Otago medical students turned foreign placements into holidays

Decades of leniency encouraged scores of final-year students to fake their overseas placements and go ‘sightseeing’

June 16, 2021
female doctor in medical gear lying on sandy beach
Source: iStock

Lax oversight and a “high trust model” cultivated a “tacit understanding” that overseas placements were an opportunity for final-year University of Otago medical students to take taxpayer-funded holidays, an independent inquiry has found.

three-person panel has found no evidence that Otago Medical School staff “encouraged unethical behaviour” by trainee interns during foreign placements. But while employees were “deeply shocked” at 2019 revelations that some students had barely shown up at foreign hospitals where they were booked for three months of work experience, such behaviour had probably been occurring for years.

Acting vice-chancellor Helen Nicholson said the university had commissioned the inquiry after a “small group” of medical students was found not to have met “full attendance expectations”. While 2019 inquiries had initially focused on students from Christchurch, the scandal broadened to encompass almost one-fifth of the graduating cohort across three Otago campuses.

Fifteen interns were initially found to have used fake documents as evidence of the duration of their work placements. Within weeks, these findings had been extended to some 50 of the 264-student cohort.

Sanctions included missing graduation ceremonies, repaying grant funding for international flights and undertaking community service or health research, but offenders were not prevented from taking up job offers. Inadequate attendance at placements did not “directly impact” on clinical competencies and was unlikely to concern the Medical Council, the university insisted.

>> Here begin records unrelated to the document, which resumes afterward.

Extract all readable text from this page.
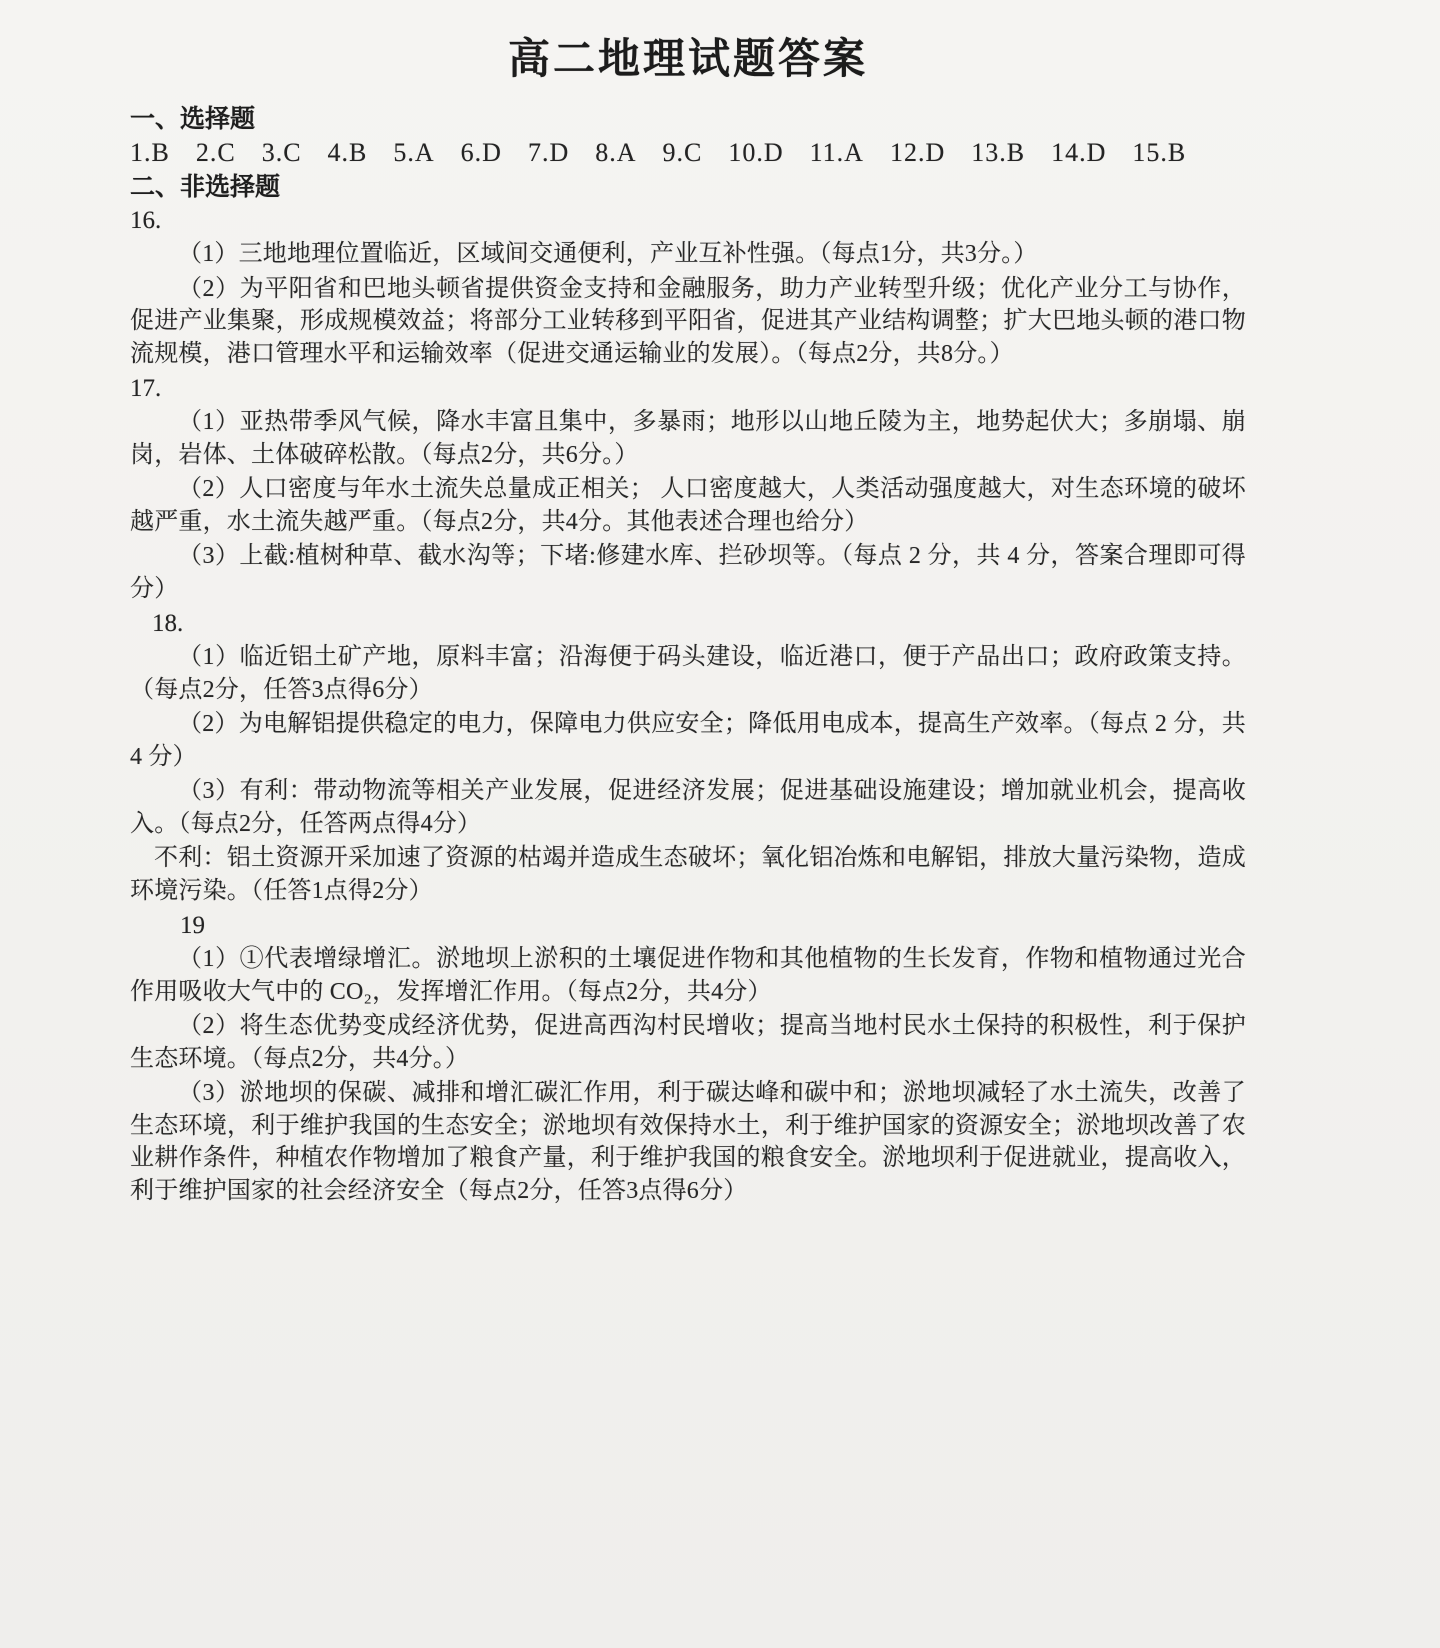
高二地理试题答案
一、选择题
1.B 2.C 3.C 4.B 5.A 6.D 7.D 8.A 9.C 10.D 11.A 12.D 13.B 14.D 15.B
二、非选择题
16.

（1）三地地理位置临近，区域间交通便利，产业互补性强。（每点1分，共3分。）

（2）为平阳省和巴地头顿省提供资金支持和金融服务，助力产业转型升级；优化产业分工与协作，促进产业集聚，形成规模效益；将部分工业转移到平阳省，促进其产业结构调整；扩大巴地头顿的港口物流规模，港口管理水平和运输效率（促进交通运输业的发展）。（每点2分，共8分。）

17.

（1）亚热带季风气候，降水丰富且集中，多暴雨；地形以山地丘陵为主，地势起伏大；多崩塌、崩岗，岩体、土体破碎松散。（每点2分，共6分。）

（2）人口密度与年水土流失总量成正相关； 人口密度越大，人类活动强度越大，对生态环境的破坏越严重，水土流失越严重。（每点2分，共4分。其他表述合理也给分）

（3）上截:植树种草、截水沟等；下堵:修建水库、拦砂坝等。（每点 2 分，共 4 分，答案合理即可得分）

18.

（1）临近铝土矿产地，原料丰富；沿海便于码头建设，临近港口，便于产品出口；政府政策支持。（每点2分，任答3点得6分）

（2）为电解铝提供稳定的电力，保障电力供应安全；降低用电成本，提高生产效率。（每点 2 分，共 4 分）

（3）有利：带动物流等相关产业发展，促进经济发展；促进基础设施建设；增加就业机会，提高收入。（每点2分，任答两点得4分）

不利：铝土资源开采加速了资源的枯竭并造成生态破坏；氧化铝冶炼和电解铝，排放大量污染物，造成环境污染。（任答1点得2分）

19

（1）①代表增绿增汇。淤地坝上淤积的土壤促进作物和其他植物的生长发育，作物和植物通过光合作用吸收大气中的 CO₂，发挥增汇作用。（每点2分，共4分）

（2）将生态优势变成经济优势，促进高西沟村民增收；提高当地村民水土保持的积极性，利于保护生态环境。（每点2分，共4分。）

（3）淤地坝的保碳、减排和增汇碳汇作用，利于碳达峰和碳中和；淤地坝减轻了水土流失，改善了生态环境，利于维护我国的生态安全；淤地坝有效保持水土，利于维护国家的资源安全；淤地坝改善了农业耕作条件，种植农作物增加了粮食产量，利于维护我国的粮食安全。淤地坝利于促进就业，提高收入，利于维护国家的社会经济安全（每点2分，任答3点得6分）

“The prospect of nearly 20 per cent of a final-year class not graduating had very significant downstream impacts on adequate staffing levels in various district health boards,” the inquiry report adds.

News website Stuff reported that interns had favoured medical centres in Belize, Bosnia and Italy, where they could get their placements signed off by overseas doctors – sometimes for cash – after a few days.

While the panel did not specify the locations associated with the scam, it said one unnamed site had attracted 37 students in 2019 – up from just two in 2016 – and was “a rapidly increasing destination of choice” for students from Christchurch and Wellington.

A staff member had reported that an earlier graduate had admitted not undertaking “any part” of the placement, and that other students had done similar things. A “hidden curriculum” of “informal conversations and culture” appeared to have prevailed for years, with students either exploiting “lenient” rules or planning placements “with the intent” of shirking work and “misrepresenting this in their reports”.

There was no independent assessment of placements and supervisory arrangements; no electronic recording of dates, locations or supervisors; and no system to monitor “potential signals of insufficient attendance”. Wellington and Christchurch students had no post‐placement interviews or debriefing, and Otago offered no financial support or reciprocal arrangements to overseas hosts in developing countries.

“Changes in pedagogical practice and…rules within tertiary education over the past 10 years or so had not been taken into account,” the report says. “It is not simply…a case of these students being ‘bad apples’. The Otago Medical School must…identify and correct shortcomings that facilitated this behaviour.”

The report offers 10 recommendations, including reviewing the programme, focusing it more on the Pacific region and incorporating “formal holiday periods” in the curriculum. Professor Nicholson said Otago accepted the findings and had already made administrative changes. It had also repaid a NZ$156,000 (£79,000) “proportion” of the grant money allocated to trainee interns before 2019.